For the first time, researchers have found a person in the United States carrying bacteria resistant to antibiotic of last resort, an alarming development that the top U.S. public health official says could signal “the end of the road” for antibiotics.
The antibiotic-resistant strain was found last month in the urine of a 49-year-old Pennsylvania woman. Defense Department researchers determined that she carried a strain of E. coli resistant to the antibiotic colistin, according to a study published Thursday in Antimicrobial Agents and Chemotherapy, a publication of the American Society for Microbiology. The authors wrote that the discovery “heralds the emergence of a truly pan-drug resistant bacteria.”
Colistin is the antibiotic of last resort for particularly dangerous types of superbugs, including a family of bacteria known as carbapenem-resistant Enterobacteriaceae, or CRE, which health officials have dubbed “nightmare bacteria.” In some instances, these superbugs kill up to 50 percent of patients who become infected. The Centers for Disease Control and Prevention has called CRE among the country’s most urgent public health threats.
While health officials said the case in Pennsylvania, by itself, is not cause for panic, they worry that the antibiotic-resistant gene found in the bacteria, known as mcr-1, could spread to other types of bacteria that can already evade other types of antibiotics.
But this is the first time this colistin-resistant strain has been found in a person in the United States.
Last year alarm bells went of when Chinese and British researchers reported finding the colistin-resistant strain in pigs and people in China. The deadly strain was later discovered in Europe, Africa, South America and Canada.
“It basically shows us that the end of the road isn’t very far away for antibiotics — that we may be in a situation where we have patients in our intensive-care units, or patients getting urinary tract infections for which we do not have antibiotics,” CDC Director Tom Frieden said in an interview Thursday.

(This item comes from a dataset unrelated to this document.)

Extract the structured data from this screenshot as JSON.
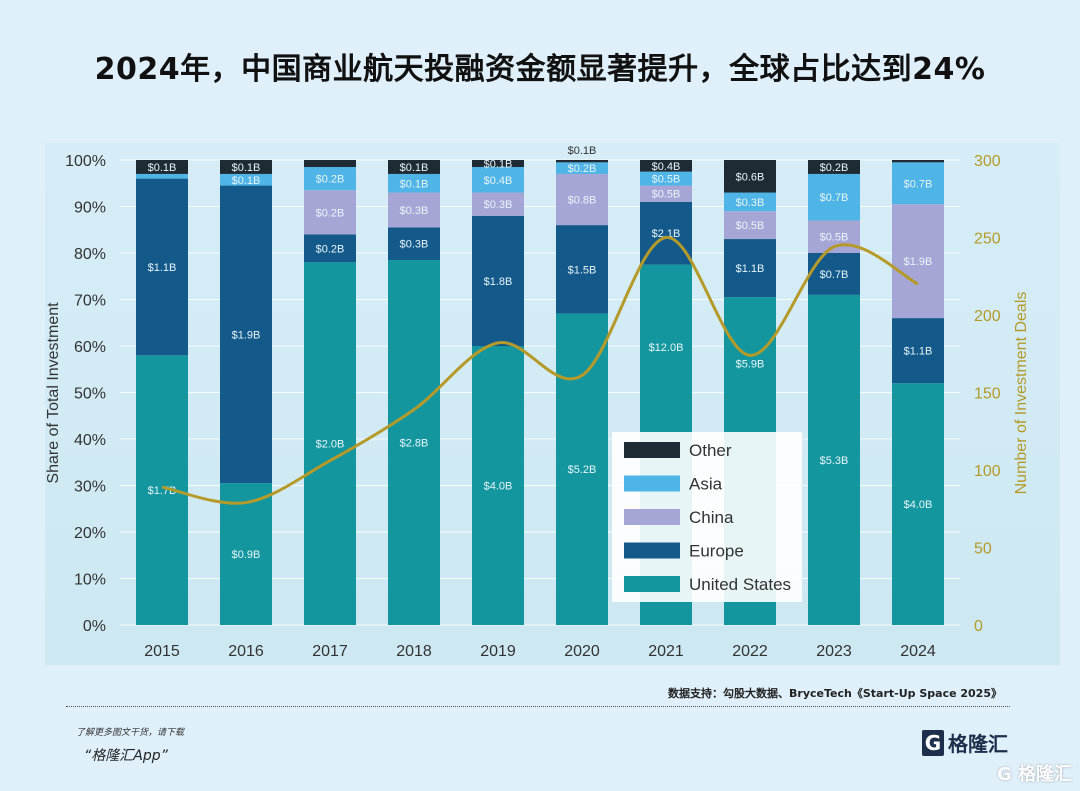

Plague causing germs are not unusual. Last year, four people and a dog in Colorado were the first instance of person-to-person transmission of the Bubonic Plague in the United States in 90 years.

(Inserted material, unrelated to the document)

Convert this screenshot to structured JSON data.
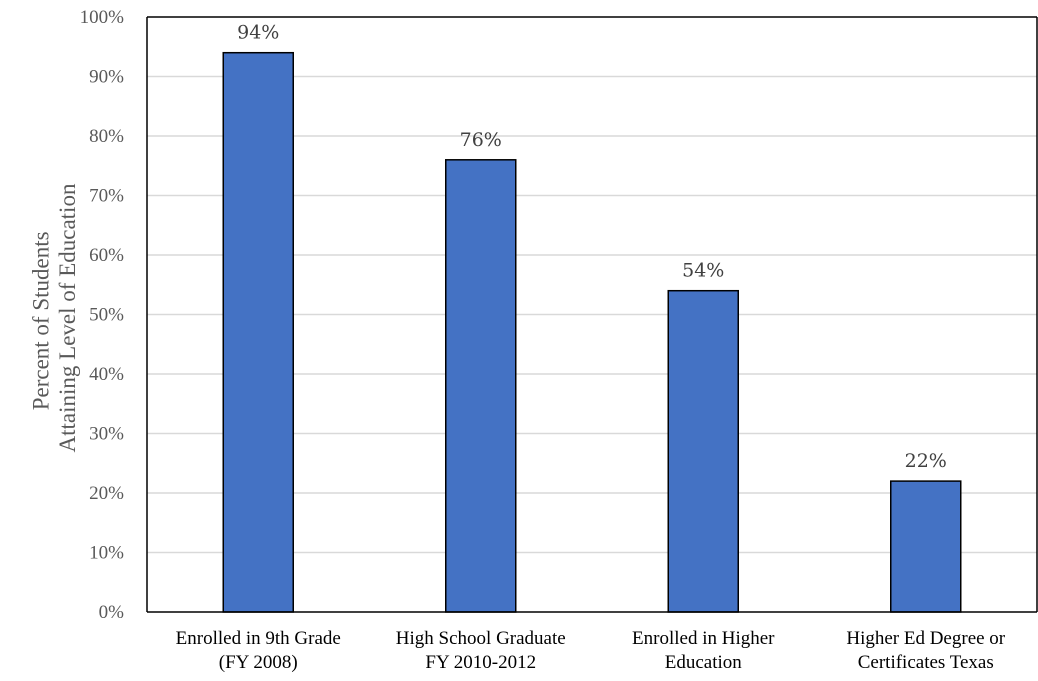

While the fear of Bubonic Plague is diminished because of antibiotic, other diseases brings much concern. On March 24 a report by Thomson Reuters Foundation said that “over the next 35 years, multidrug-resistant tuberculosis will kill 75 million people and could cost the global economy a cumulative $16.7 trillion – the equivalent of the European Union’s annual output,” a UK parliamentary group said last month.
If left untackled, the spread of drug-resistant TB superbugs threatens to shrink the world economy by 0.63 percent annually, the UK All Party Parliamentary Group on Global Tuberculosis (APPG TB) said, urging governments to do more to improve research and cooperation.
So is the end near? While superbugs have been on the menu of end-times warnings by scientists, such incidents of a resistant superbug has been going on for several years.
Health officials said the case in Pennsylvania, by itself, is not cause for panic. The strain found in the woman is treatable with some other antibiotics. In other words, while the superbug-beast is on its way, it will take some time to arrive in full force. In other words, one will never know when this microscopic beast will hit the saints and scientists do not believe in date-setting.